THE new GP out-of-hours service is under fire after a widow claimed better treatment may have saved her husband.
An investigation is being launched at the Shropdoc out-of-hours clinic, in Pendine Park, Summerhill, after Pauline Jones complained no treatment was offered to her husband, Charlie, who later died from pneumonia.
A further two formal complaints have also been lodged against the service since it was launched on October 1 to provide more efficient treatment for patients.
Pauline, of Borras Park, contacted the service after cancer sufferer Charlie complained about breathing problems.
She was asked to drive Charlie to the clinic at 3am.
When they got to the clinic, Pauline claims the first thing the doctor asked was what she was doing ringing a GP at 2am.
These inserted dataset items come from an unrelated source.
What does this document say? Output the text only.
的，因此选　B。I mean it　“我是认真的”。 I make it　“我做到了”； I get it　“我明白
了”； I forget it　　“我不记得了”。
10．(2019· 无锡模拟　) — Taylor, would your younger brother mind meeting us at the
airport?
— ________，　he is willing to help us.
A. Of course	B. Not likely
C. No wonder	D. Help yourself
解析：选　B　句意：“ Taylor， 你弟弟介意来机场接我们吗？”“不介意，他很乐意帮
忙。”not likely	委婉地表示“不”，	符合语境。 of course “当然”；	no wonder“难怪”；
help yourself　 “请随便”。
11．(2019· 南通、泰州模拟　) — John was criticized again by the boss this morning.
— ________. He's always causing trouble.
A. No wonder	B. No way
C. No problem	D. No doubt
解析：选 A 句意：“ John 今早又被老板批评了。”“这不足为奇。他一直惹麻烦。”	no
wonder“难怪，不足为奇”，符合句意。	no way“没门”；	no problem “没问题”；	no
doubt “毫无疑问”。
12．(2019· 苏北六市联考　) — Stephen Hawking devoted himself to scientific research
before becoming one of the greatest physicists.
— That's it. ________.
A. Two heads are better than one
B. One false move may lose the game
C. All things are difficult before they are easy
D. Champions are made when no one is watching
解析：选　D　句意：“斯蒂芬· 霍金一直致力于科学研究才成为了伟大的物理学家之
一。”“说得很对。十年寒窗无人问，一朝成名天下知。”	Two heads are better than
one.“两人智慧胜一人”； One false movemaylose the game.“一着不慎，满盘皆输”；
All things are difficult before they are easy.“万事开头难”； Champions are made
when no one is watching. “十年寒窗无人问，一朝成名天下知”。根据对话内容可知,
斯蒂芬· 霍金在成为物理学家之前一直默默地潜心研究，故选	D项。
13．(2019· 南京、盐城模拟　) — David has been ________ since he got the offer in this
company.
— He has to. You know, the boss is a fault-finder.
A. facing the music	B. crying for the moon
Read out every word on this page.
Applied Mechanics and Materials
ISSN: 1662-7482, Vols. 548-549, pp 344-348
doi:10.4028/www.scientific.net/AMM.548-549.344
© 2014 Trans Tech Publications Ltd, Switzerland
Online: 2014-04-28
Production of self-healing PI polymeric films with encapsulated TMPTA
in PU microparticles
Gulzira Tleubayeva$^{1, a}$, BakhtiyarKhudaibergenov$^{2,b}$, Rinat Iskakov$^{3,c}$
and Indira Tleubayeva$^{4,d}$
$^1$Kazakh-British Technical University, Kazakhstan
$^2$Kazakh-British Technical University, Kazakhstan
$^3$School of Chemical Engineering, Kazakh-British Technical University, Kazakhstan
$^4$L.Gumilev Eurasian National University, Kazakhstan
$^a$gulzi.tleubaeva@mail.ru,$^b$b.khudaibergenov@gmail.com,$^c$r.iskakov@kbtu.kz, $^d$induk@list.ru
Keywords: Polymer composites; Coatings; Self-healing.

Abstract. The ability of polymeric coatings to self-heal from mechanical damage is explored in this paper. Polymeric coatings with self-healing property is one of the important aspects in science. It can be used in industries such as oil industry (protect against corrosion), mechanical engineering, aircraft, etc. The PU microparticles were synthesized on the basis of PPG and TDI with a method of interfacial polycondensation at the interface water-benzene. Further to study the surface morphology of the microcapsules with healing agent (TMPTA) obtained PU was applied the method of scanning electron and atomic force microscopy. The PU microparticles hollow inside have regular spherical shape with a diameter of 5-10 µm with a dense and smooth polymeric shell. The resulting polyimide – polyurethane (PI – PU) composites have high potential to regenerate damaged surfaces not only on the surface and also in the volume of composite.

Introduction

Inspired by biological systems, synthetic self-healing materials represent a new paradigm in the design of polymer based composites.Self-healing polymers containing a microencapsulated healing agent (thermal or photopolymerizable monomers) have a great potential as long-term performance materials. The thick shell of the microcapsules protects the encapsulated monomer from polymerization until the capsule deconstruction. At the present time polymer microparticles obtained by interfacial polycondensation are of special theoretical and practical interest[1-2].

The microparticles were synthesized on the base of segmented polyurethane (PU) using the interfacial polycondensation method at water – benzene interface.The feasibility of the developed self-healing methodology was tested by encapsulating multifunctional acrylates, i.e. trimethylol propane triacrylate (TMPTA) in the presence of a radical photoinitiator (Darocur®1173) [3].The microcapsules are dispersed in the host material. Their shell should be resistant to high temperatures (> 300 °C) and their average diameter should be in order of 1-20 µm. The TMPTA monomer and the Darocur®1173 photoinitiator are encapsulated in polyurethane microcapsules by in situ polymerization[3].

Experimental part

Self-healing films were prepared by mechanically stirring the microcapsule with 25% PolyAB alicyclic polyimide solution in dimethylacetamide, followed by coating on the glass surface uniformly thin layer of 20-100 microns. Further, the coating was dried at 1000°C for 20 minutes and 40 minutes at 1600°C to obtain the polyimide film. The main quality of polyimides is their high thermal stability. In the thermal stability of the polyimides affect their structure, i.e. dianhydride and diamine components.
He then sent 69-year-old Charlie back home, advising that he should be kept warm.
Charlie was later taken by ambulance to the Maelor Hospital, after Pauline rang NHS Direct, where he was diagnosed with pneumonia and died 10 days later.
Pauline, a 58-year-old legal secretary, said: 'I had tried to get a doctor to come out but couldn't and a neighbour drove us to Pendine Park.
'It was pouring with rain and we were soaking wet outside the clinic. 'The doctor never did anything for us. It was the pneumonia that killed him in the end.
'It was horrible. You just keep thinking back to it. I just wish the doctor had come out and got us an ambulance.
'Why didn't I just dial 999? Just the day before a district nurse told me that the out-of-hours service would be able to help.'
Sue Willis, nurse director at Wrexham LHB, said she was unable to comment specifically on Pauline Jones's case.
She said: 'The service commissioned is designed to ensure that patients are assessed and where necessary treated in accordance with clinical need.
'The decision as to whether a home visit is provided to a patient is made by a health professional and where this is considered necessary a visit is arranged.
'Where this is not considered necessary, a consultation at the out-of-hours centre is arranged, or telephone advice is given.
'The LHB has confirmed with Shropdoc that the number of doctors on duty at any time in the area is sufficient to meet the assessed clinical need.
'We have received three complaints regarding the service since its establishment and we are pursuing the issues raised in these complaints with Shropdoc.
'Such complaints are taken very seriously by the LHB and Shropdoc and a full investigation of each case is undertaken with the results communicated back to the complainant.'
The case was raised by Plaid Cymru AM Janet Ryder, who is calling for a review of the service to satisfy the Government that adequate levels of cover were provided in Shropdoc, a contracted doctors' co-operative.